Je laisse à juger avec quel battement de cœur nous débarquâmes dans l’île du Requin et nous gravîmes le rocher ! Arrivés au sommet, nous regardâmes de tous côtés autour de nous, sans rien voir d’extraordinaire. Sur les instances de Jack, je résolus alors de tirer trois coups de canon, car je commençais à croire de nouveau que mes enfants s’étaient trompés et avaient pris l’écho pour une réponse. Nous chargeâmes les trois pièces et tirâmes nos trois coups, en laissant deux minutes d’intervalle entre chaque. Nous tendîmes les oreilles, et bientôt un coup sourd se fit entendre ; après un intervalle, un second ; puis un troisième. Sept coups se succédèrent ainsi : ma joie était au comble ; Jack devenait comme un homme pris de vin. Je m’empressai de faire le signal favorable ; mais l’instant d’après, me frappant le front, je dis : « Que je suis insensé ! Je me livre à la joie sans savoir si ce sont des amis ou des ennemis que nous avons près de nous. »

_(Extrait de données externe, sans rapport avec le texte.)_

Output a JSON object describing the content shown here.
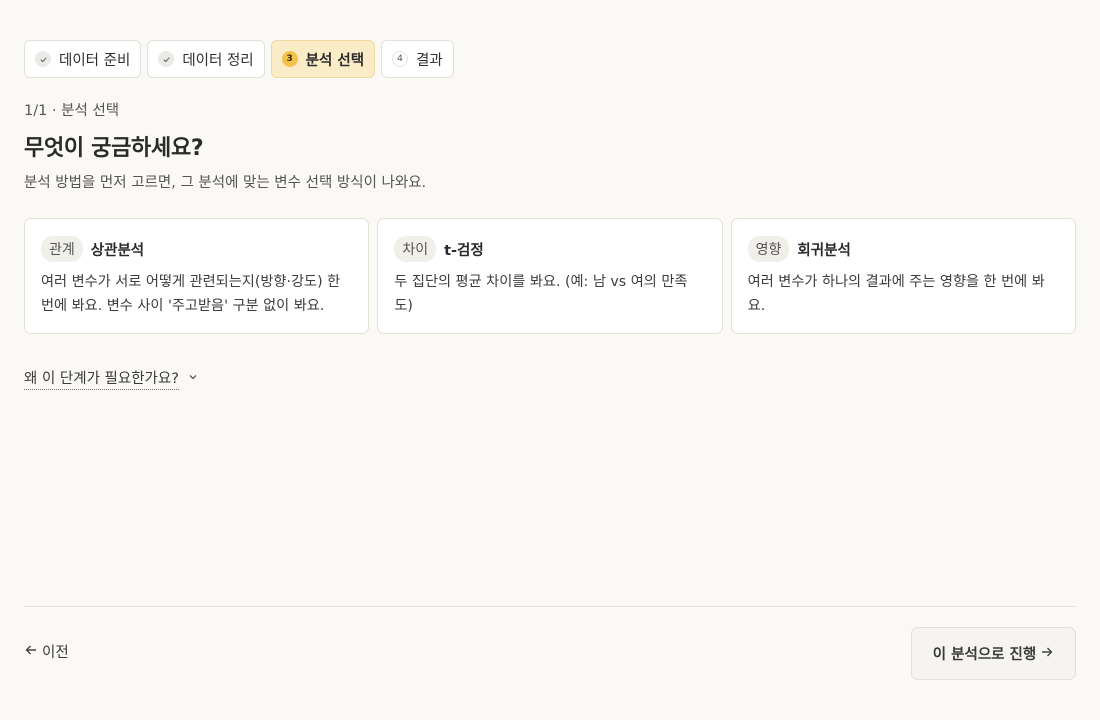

Nous rechargeâmes, après cela, nos pièces, et je dis à Jack de rester auprès des canons, mèche allumée, pendant une heure, et de tirer un coup dès qu’il apercevrait soit une personne, soit un bâtiment étranger. Quant à moi, je me hâtai d’aller rejoindre ma famille à Felsheim. Malheureusement, je ne pus satisfaire la vive curiosité dont tous les cœurs étaient remplis ; mais chacun m’approuva quand j’annonçai l’intention d’aller à la découverte avec Fritz. Jenny, d’ordinaire si raisonnable, semblait avoir entièrement perdu la tête ; elle assurait que c’était son père qui avait traversé les mers pour venir à sa recherche.